On voudrait croire que l’ingouvernabilité française est une crise récente, un accident politique né de la fragmentation partisane et des colères sociales du moment. Erreur de perspective. L’incapacité à se laisser gouverner est l’un des traits les plus constants de notre histoire. La France traverse aujourd’hui un épisode de plus, non une rupture.
Déjà, sous l’Ancien Régime, le pouvoir royal régnait moins qu’il ne négociait. La Fronde, au XVIIᵉ siècle, fut une longue révolte contre un État jugé intrusif — écho lointain, mais reconnaissable, aux contestations contemporaines. En 1791 comme en 1793, la Révolution se déchire entre ceux qui craignent l’autorité et ceux qui la réclament. À chaque génération, le pays réinvente son propre désordre.

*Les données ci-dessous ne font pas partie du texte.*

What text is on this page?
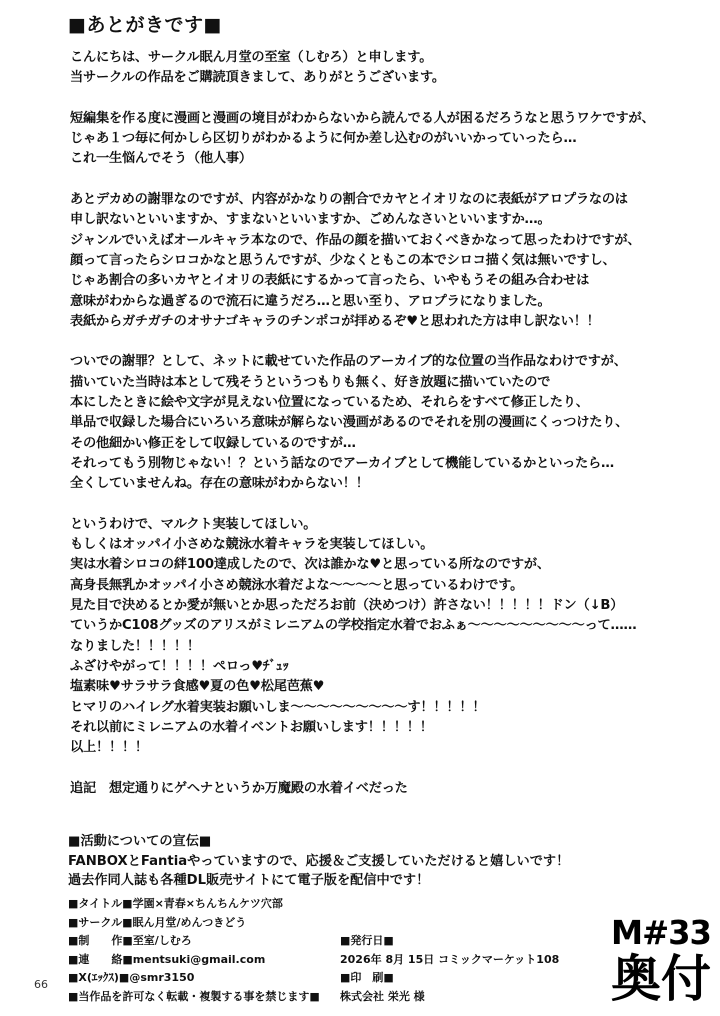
■あとがきです■
こんにちは、サークル眠ん月堂の至室（しむろ）と申します。
当サークルの作品をご購読頂きまして、ありがとうございます。

短編集を作る度に漫画と漫画の境目がわからないから読んでる人が困るだろうなと思うワケですが、
じゃあ１つ毎に何かしら区切りがわかるように何か差し込むのがいいかっていったら…
これ一生悩んでそう（他人事）

あとデカめの謝罪なのですが、内容がかなりの割合でカヤとイオリなのに表紙がアロプラなのは
申し訳ないといいますか、すまないといいますか、ごめんなさいといいますか…。
ジャンルでいえばオールキャラ本なので、作品の顔を描いておくべきかなって思ったわけですが、
顔って言ったらシロコかなと思うんですが、少なくともこの本でシロコ描く気は無いですし、
じゃあ割合の多いカヤとイオリの表紙にするかって言ったら、いやもうその組み合わせは
意味がわからな過ぎるので流石に違うだろ…と思い至り、アロプラになりました。
表紙からガチガチのオサナゴキャラのチンポコが拝めるぞ♥と思われた方は申し訳ない！！

ついでの謝罪？として、ネットに載せていた作品のアーカイブ的な位置の当作品なわけですが、
描いていた当時は本として残そうというつもりも無く、好き放題に描いていたので
本にしたときに絵や文字が見えない位置になっているため、それらをすべて修正したり、
単品で収録した場合にいろいろ意味が解らない漫画があるのでそれを別の漫画にくっつけたり、
その他細かい修正をして収録しているのですが…
それってもう別物じゃない！？という話なのでアーカイブとして機能しているかといったら…
全くしていませんね。存在の意味がわからない！！

というわけで、マルクト実装してほしい。
もしくはオッパイ小さめな競泳水着キャラを実装してほしい。
実は水着シロコの絆100達成したので、次は誰かな♥と思っている所なのですが、
高身長無乳かオッパイ小さめ競泳水着だよな〜〜〜〜と思っているわけです。
見た目で決めるとか愛が無いとか思っただろお前（決めつけ）許さない！！！！！ドン（↓B）
ていうかC108グッズのアリスがミレニアムの学校指定水着でおふぁ〜〜〜〜〜〜〜〜〜って……
なりました！！！！！
ふざけやがって！！！！ペロっ♥ﾁﾞｭｯ
塩素味♥サラサラ食感♥夏の色♥松尾芭蕉♥
ヒマリのハイレグ水着実装お願いしま〜〜〜〜〜〜〜〜〜す！！！！！
それ以前にミレニアムの水着イベントお願いします！！！！！
以上！！！！

追記　想定通りにゲヘナというか万魔殿の水着イベだった
■活動についての宣伝■
FANBOXとFantiaやっていますので、応援＆ご支援していただけると嬉しいです！
過去作同人誌も各種DL販売サイトにて電子版を配信中です！
■タイトル■学園×青春×ちんちんケツ穴部
■サークル■眠ん月堂/めんつきどう
■制　　作■至室/しむろ
■連　　絡■mentsuki@gmail.com
■X(ｴｯｸｽ)■@smr3150
■当作品を許可なく転載・複製する事を禁じます■
■発行日■
2026年 8月 15日 コミックマーケット108
■印　刷■
株式会社 栄光 様
M#33
奥付
66
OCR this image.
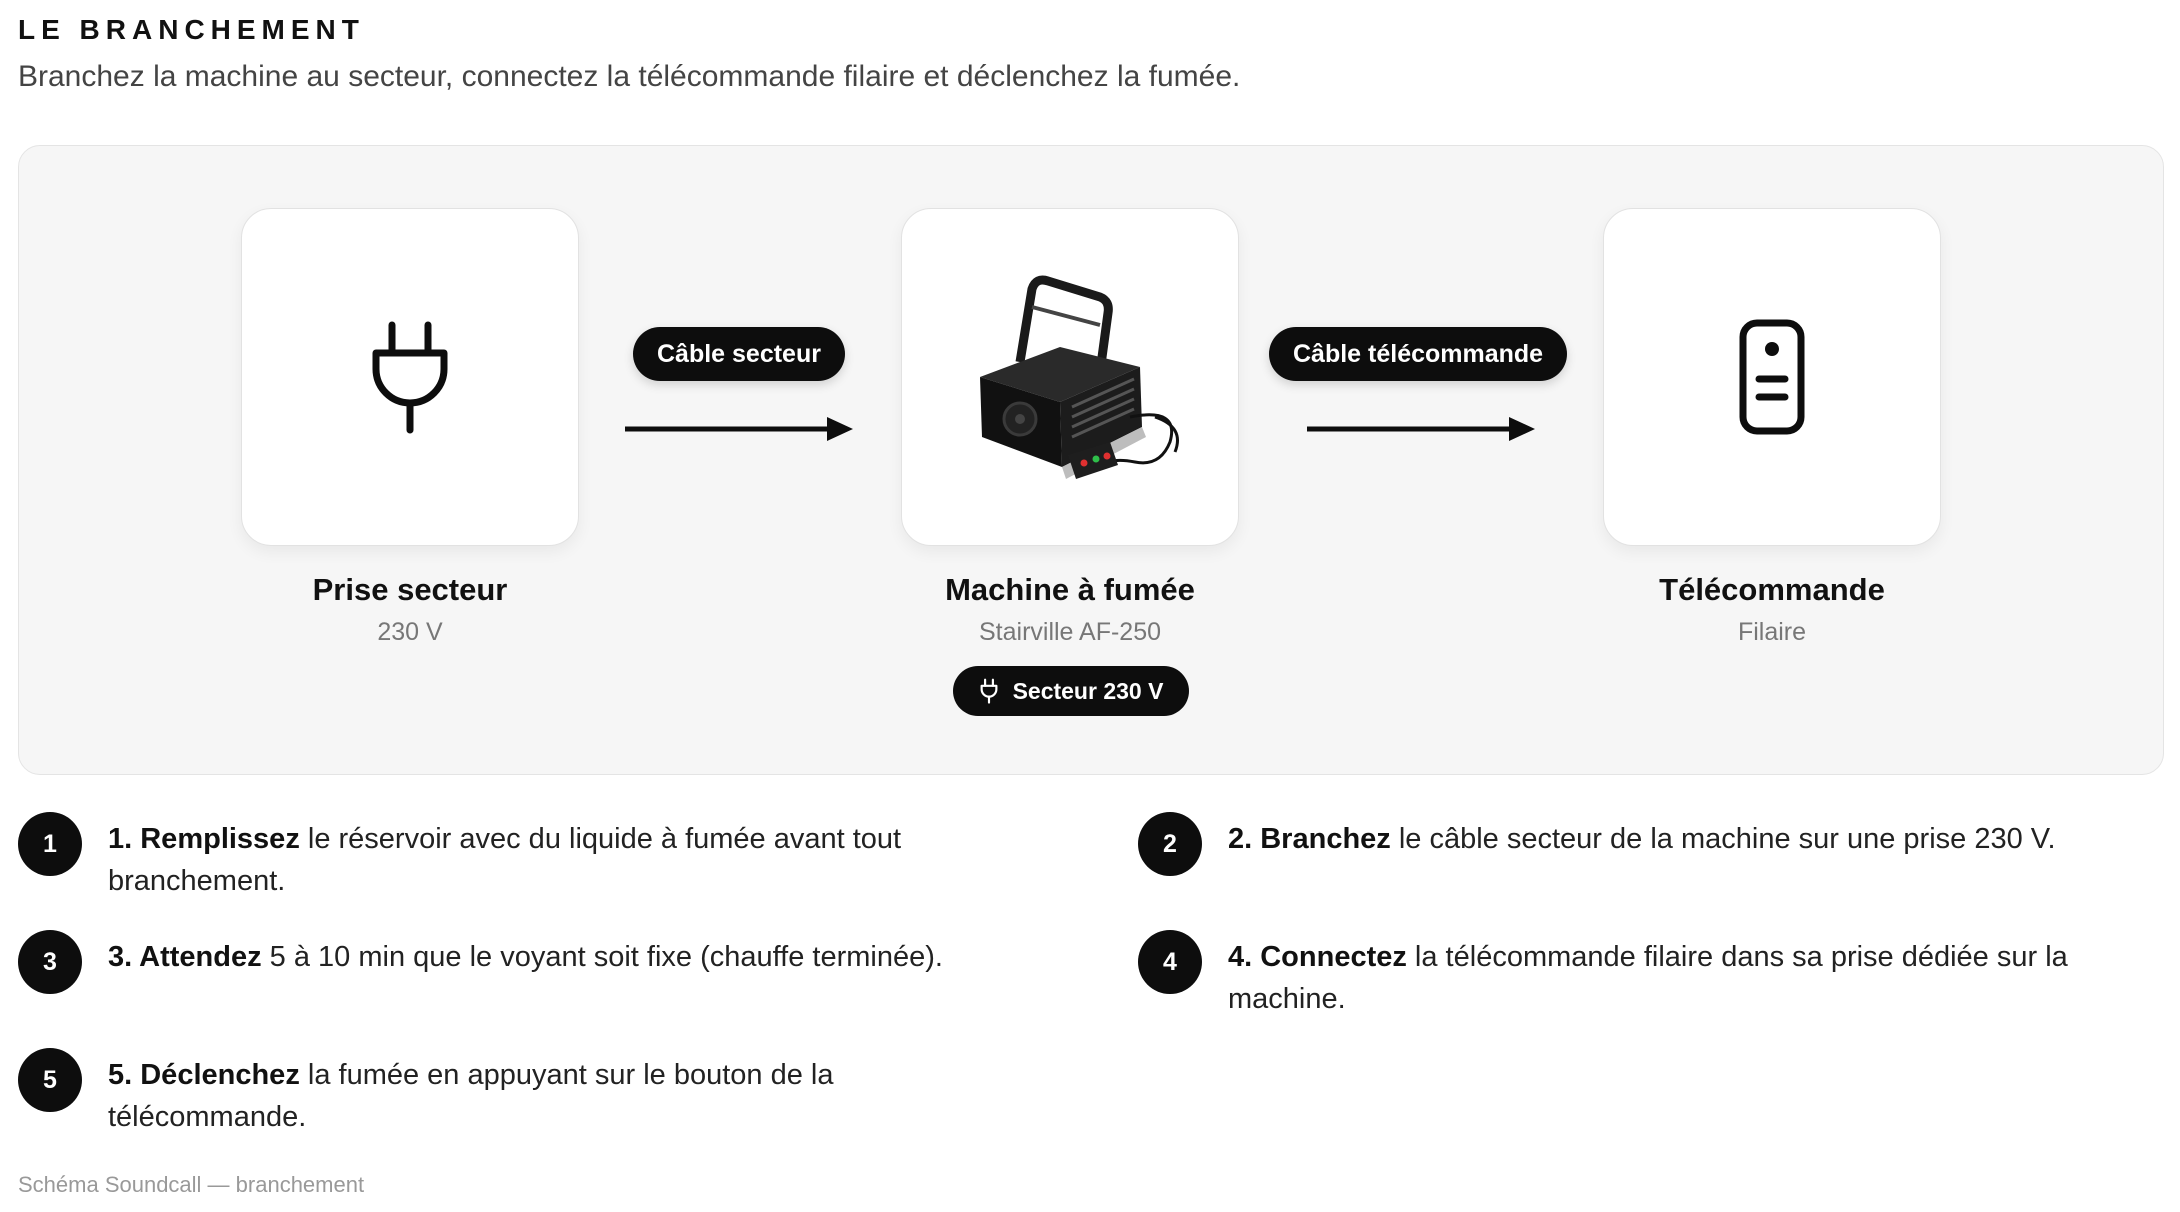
LE BRANCHEMENT
Branchez la machine au secteur, connectez la télécommande filaire et déclenchez la fumée.
Prise secteur
230 V
Câble secteur
Machine à fumée
Stairville AF-250
Secteur 230 V
Câble télécommande
Télécommande
Filaire
1	1. Remplissez le réservoir avec du liquide à fumée avant tout branchement.
2	2. Branchez le câble secteur de la machine sur une prise 230 V.
3	3. Attendez 5 à 10 min que le voyant soit fixe (chauffe terminée).	4	4. Connectez la télécommande filaire dans sa prise dédiée sur la machine.
5	5. Déclenchez la fumée en appuyant sur le bouton de la télécommande.
Schéma Soundcall — branchement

La IIIᵉ République ? On l’idéalise aujourd’hui. On oublie qu’elle vécut cinquante ans avec des gouvernements de quelques mois, renversés par un Parlement volage. La IVᵉ République ? Un modèle d’instabilité où les crises ministérielles se succédaient plus vite que les saisons. Ce n’est pas l’ingouvernabilité qui est nouvelle : c’est la nostalgie d’un ordre qui n’a presque jamais existé.
Alors que se joue, aujourd’hui encore, le récit d’une France paralysée, il faut changer d’échelle. L’instabilité française n’est pas un accident institutionnel mais un horizon culturel : une nation qui conteste avant d’obéir, débat avant de trancher, défie avant de suivre. Un pays où la légitimité ne se décrète pas — elle se conquiert, sans cesse.
C’est peut-être une faiblesse. C’est aussi, parfois, une force : la preuve vivante d’un peuple qui refuse la docilité. La France n’est pas ingouvernable : elle exige simplement d’être gouvernée autrement.